A Honda executive tells attendees at the CAR Management Briefing Seminars the automaker supports aggressive regulatory targets to improve vehicle efficiency 4% annually. However, Robert Bienenfeld says plug-in hybrid-electric vehicles are being given short shrift by some regulators planning fuel-economy and emissions rules all the way to 2050.
Bienenfeld, assistant vice president-Environment and Energy Strategy, Product Regulatory Office for American Honda, says two sets of regulations are being developed.
The EPA and NHTSA are creating one set with a technology-neutral approach with clear social goals for decreasing petroleum consumption and reducing greenhouse-gas emissions at the lowest possible cost to consumers, while the California Air Resources Board is developing another set with a zero-emissions mandate that would be addressed by technology favorites such as battery-electric and hydrogen-fuel-cell vehicles.

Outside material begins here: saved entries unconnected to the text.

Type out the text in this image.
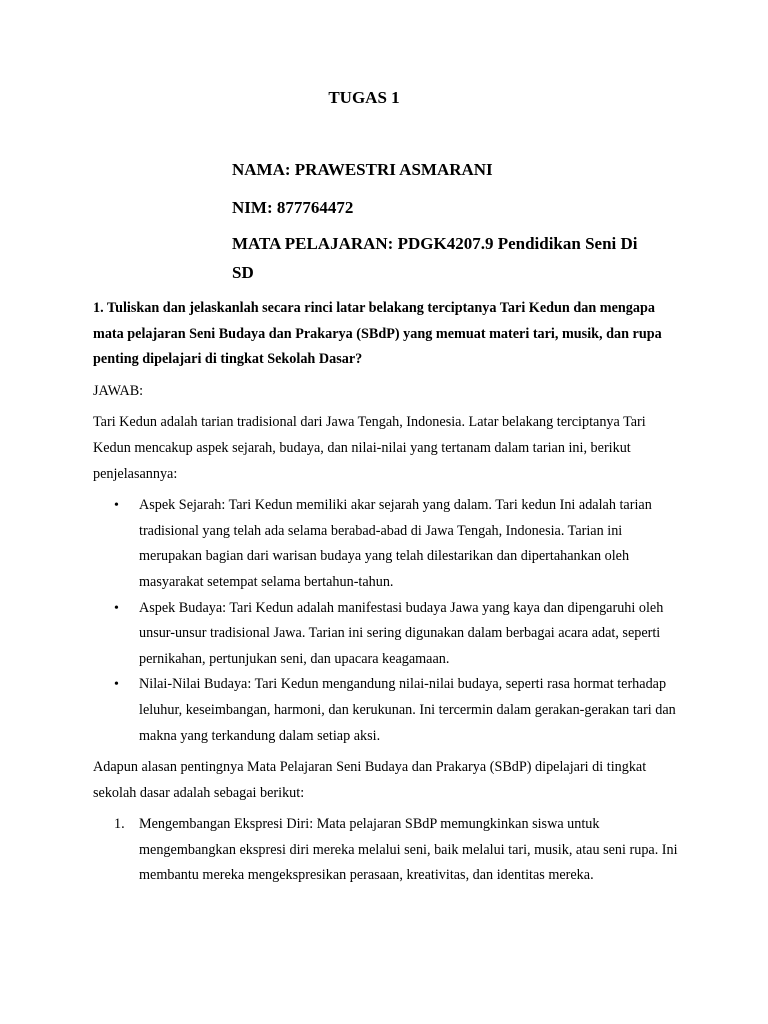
TUGAS 1
NAMA: PRAWESTRI ASMARANI
NIM: 877764472
MATA PELAJARAN: PDGK4207.9 Pendidikan Seni Di
SD

1. Tuliskan dan jelaskanlah secara rinci latar belakang terciptanya Tari Kedun dan mengapa mata pelajaran Seni Budaya dan Prakarya (SBdP) yang memuat materi tari, musik, dan rupa penting dipelajari di tingkat Sekolah Dasar?

JAWAB:

Tari Kedun adalah tarian tradisional dari Jawa Tengah, Indonesia. Latar belakang terciptanya Tari Kedun mencakup aspek sejarah, budaya, dan nilai-nilai yang tertanam dalam tarian ini, berikut penjelasannya:

• Aspek Sejarah: Tari Kedun memiliki akar sejarah yang dalam. Tari kedun Ini adalah tarian tradisional yang telah ada selama berabad-abad di Jawa Tengah, Indonesia. Tarian ini merupakan bagian dari warisan budaya yang telah dilestarikan dan dipertahankan oleh masyarakat setempat selama bertahun-tahun.
• Aspek Budaya: Tari Kedun adalah manifestasi budaya Jawa yang kaya dan dipengaruhi oleh unsur-unsur tradisional Jawa. Tarian ini sering digunakan dalam berbagai acara adat, seperti pernikahan, pertunjukan seni, dan upacara keagamaan.
• Nilai-Nilai Budaya: Tari Kedun mengandung nilai-nilai budaya, seperti rasa hormat terhadap leluhur, keseimbangan, harmoni, dan kerukunan. Ini tercermin dalam gerakan-gerakan tari dan makna yang terkandung dalam setiap aksi.

Adapun alasan pentingnya Mata Pelajaran Seni Budaya dan Prakarya (SBdP) dipelajari di tingkat sekolah dasar adalah sebagai berikut:

1. Mengembangan Ekspresi Diri: Mata pelajaran SBdP memungkinkan siswa untuk mengembangkan ekspresi diri mereka melalui seni, baik melalui tari, musik, atau seni rupa. Ini membantu mereka mengekspresikan perasaan, kreativitas, dan identitas mereka.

Less-expensive technologies such as PHEVs are treated like second-class citizens in CARB’s regulations, Bienenfeld says. “The real problem is that some of the ZEV goals wreak havoc with cost goals.”

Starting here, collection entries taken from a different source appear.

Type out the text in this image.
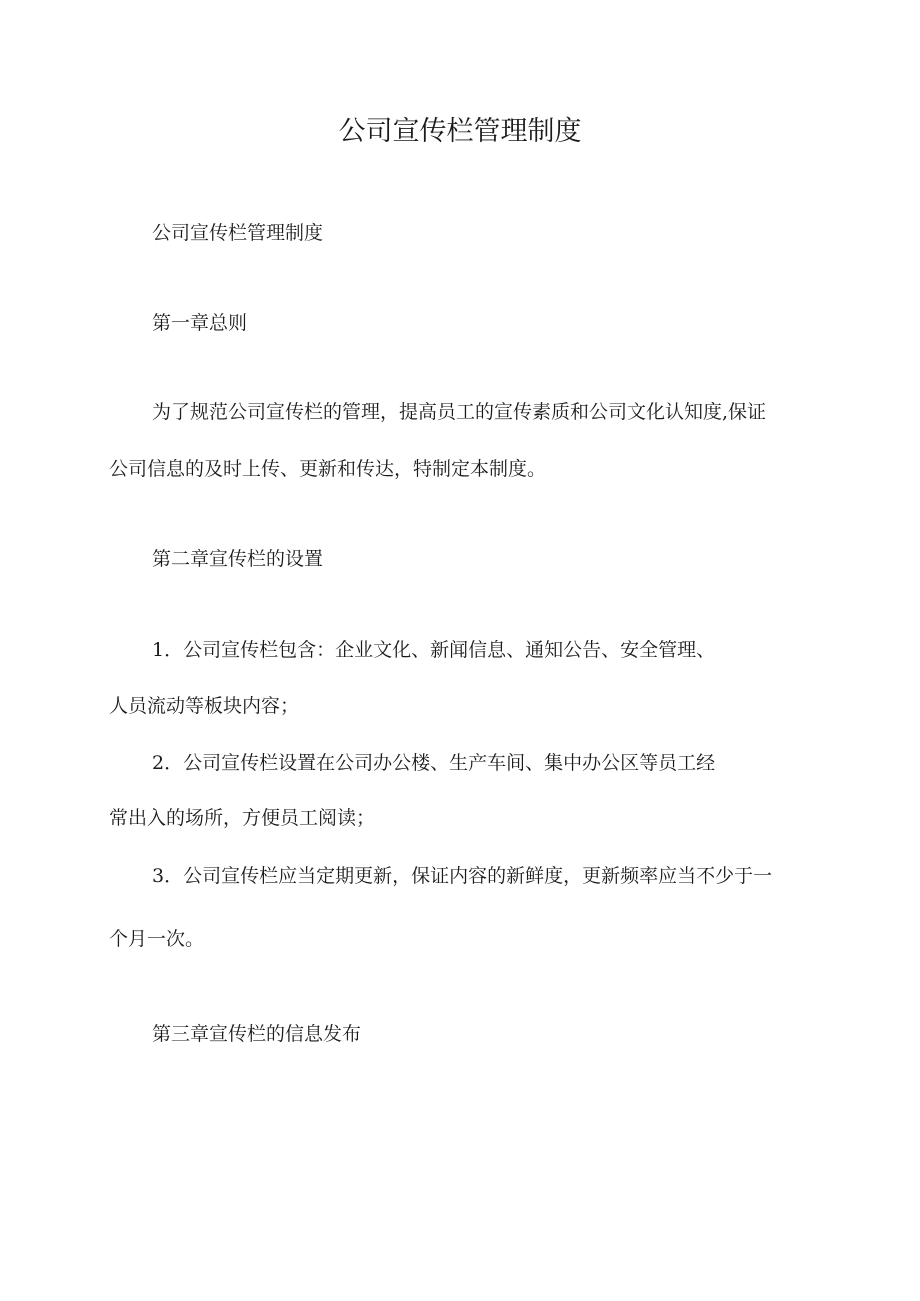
公司宣传栏管理制度
公司宣传栏管理制度
第一章总则
为了规范公司宣传栏的管理，提高员工的宣传素质和公司文化认知度,保证
公司信息的及时上传、更新和传达，特制定本制度。
第二章宣传栏的设置
1．公司宣传栏包含：企业文化、新闻信息、通知公告、安全管理、
人员流动等板块内容；
2．公司宣传栏设置在公司办公楼、生产车间、集中办公区等员工经
常出入的场所，方便员工阅读；
3．公司宣传栏应当定期更新，保证内容的新鲜度，更新频率应当不少于一
个月一次。
第三章宣传栏的信息发布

The ZEV rule as now written will add about $356 per U.S. car sold in 2025, Bienenfeld says, and the amount of carbon emissions it reduces will come at a very high cost to some automakers.
“It is an enormous burden, and the burden is not shared equally. It falls most heavily on automakers that sell a lot of cars in ZEV states (which includes California and nine other states).” Honda is one of those companies, and it would end up shouldering double the burden of most other automakers, he says.

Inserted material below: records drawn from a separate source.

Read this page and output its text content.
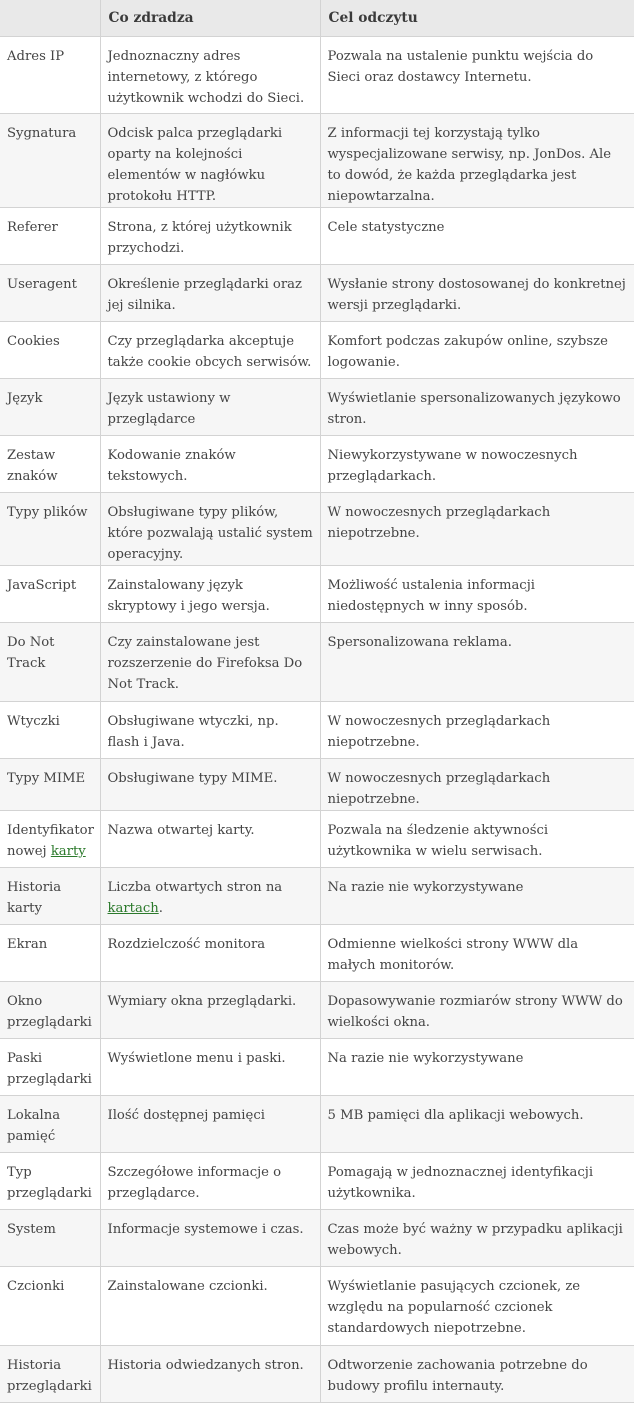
	Co zdradza	Cel odczytu
Adres IP	Jednoznaczny adres internetowy, z którego użytkownik wchodzi do Sieci.	Pozwala na ustalenie punktu wejścia do Sieci oraz dostawcy Internetu.
Sygnatura	Odcisk palca przeglądarki oparty na kolejności elementów w nagłówku protokołu HTTP.	Z informacji tej korzystają tylko wyspecjalizowane serwisy, np. JonDos. Ale to dowód, że każda przeglądarka jest niepowtarzalna.
Referer	Strona, z której użytkownik przychodzi.	Cele statystyczne
Useragent	Określenie przeglądarki oraz jej silnika.	Wysłanie strony dostosowanej do konkretnej wersji przeglądarki.
Cookies	Czy przeglądarka akceptuje także cookie obcych serwisów.	Komfort podczas zakupów online, szybsze logowanie.
Język	Język ustawiony w przeglądarce	Wyświetlanie spersonalizowanych językowo stron.
Zestaw znaków	Kodowanie znaków tekstowych.	Niewykorzystywane w nowoczesnych przeglądarkach.
Typy plików	Obsługiwane typy plików, które pozwalają ustalić system operacyjny.	W nowoczesnych przeglądarkach niepotrzebne.
JavaScript	Zainstalowany język skryptowy i jego wersja.	Możliwość ustalenia informacji niedostępnych w inny sposób.
Do Not Track	Czy zainstalowane jest rozszerzenie do Firefoksa Do Not Track.	Spersonalizowana reklama.
Wtyczki	Obsługiwane wtyczki, np. flash i Java.	W nowoczesnych przeglądarkach niepotrzebne.
Typy MIME	Obsługiwane typy MIME.	W nowoczesnych przeglądarkach niepotrzebne.
Identyfikator nowej karty	Nazwa otwartej karty.	Pozwala na śledzenie aktywności użytkownika w wielu serwisach.
Historia karty	Liczba otwartych stron na kartach.	Na razie nie wykorzystywane
Ekran	Rozdzielczość monitora	Odmienne wielkości strony WWW dla małych monitorów.
Okno przeglądarki	Wymiary okna przeglądarki.	Dopasowywanie rozmiarów strony WWW do wielkości okna.
Paski przeglądarki	Wyświetlone menu i paski.	Na razie nie wykorzystywane
Lokalna pamięć	Ilość dostępnej pamięci	5 MB pamięci dla aplikacji webowych.
Typ przeglądarki	Szczegółowe informacje o przeglądarce.	Pomagają w jednoznacznej identyfikacji użytkownika.
System	Informacje systemowe i czas.	Czas może być ważny w przypadku aplikacji webowych.
Czcionki	Zainstalowane czcionki.	Wyświetlanie pasujących czcionek, ze względu na popularność czcionek standardowych niepotrzebne.
Historia przeglądarki	Historia odwiedzanych stron.	Odtworzenie zachowania potrzebne do budowy profilu internauty.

Furthermore, Honda’s long-term fuel-economy strategy favors conventional hybrids and PHEVs, with less emphasis on hydrogen fuel cells and BEVs.
Plugging Plug-In Hybrids
PHEVs deliberately are being undervalued in some of the new legislation by being allocated fewer incentives than technologies more favored by regulators.
And the rationale behind undervaluing PHEVs is based on CARB’s extremely optimistic forecasts for the electric technologies it prefers, lowballing potential PHEV advancements out to 2050 and not paying close attention to utilization studies showing the majority of vehicle miles traveled by most drivers are relatively short trips that could be achieved under electric power with a PHEV.
Battery-technology studies, including those by the Department of Energy, show PHEVs could achieve a range of 100 miles (161 km) by 2050, Bienenfeld says. The Chevrolet Volt currently has an all-electric range of 52 miles (84 km), and others have ranges of about 20 miles (32 km).
“We figure a plug-in hybrid could have an average (electric) range of 82 miles (132 km) in 2050 with 82% utility,” he says, meaning running on electric power 82% of vehicle miles traveled.
High-volume sales of such PHEVs would result in hitting 2050 targets for fuel efficiency and CO2 emissions at far less cost to consumers, Bienenfeld says.
He’s not promising it will happen exactly that way in 2050, but he argues that in 2016, the regulatory incentives should be neutral enough to consider PHEVs on an equal footing with fuel cells and BEVs.
“They have so many fewer compromises, less infrastructure requirements, and we think there is great potential there.”
The midterm evaluation of the proposed 2025 rules has arrived, and Bienenfeld is making his case. He is hopeful regulators will listen.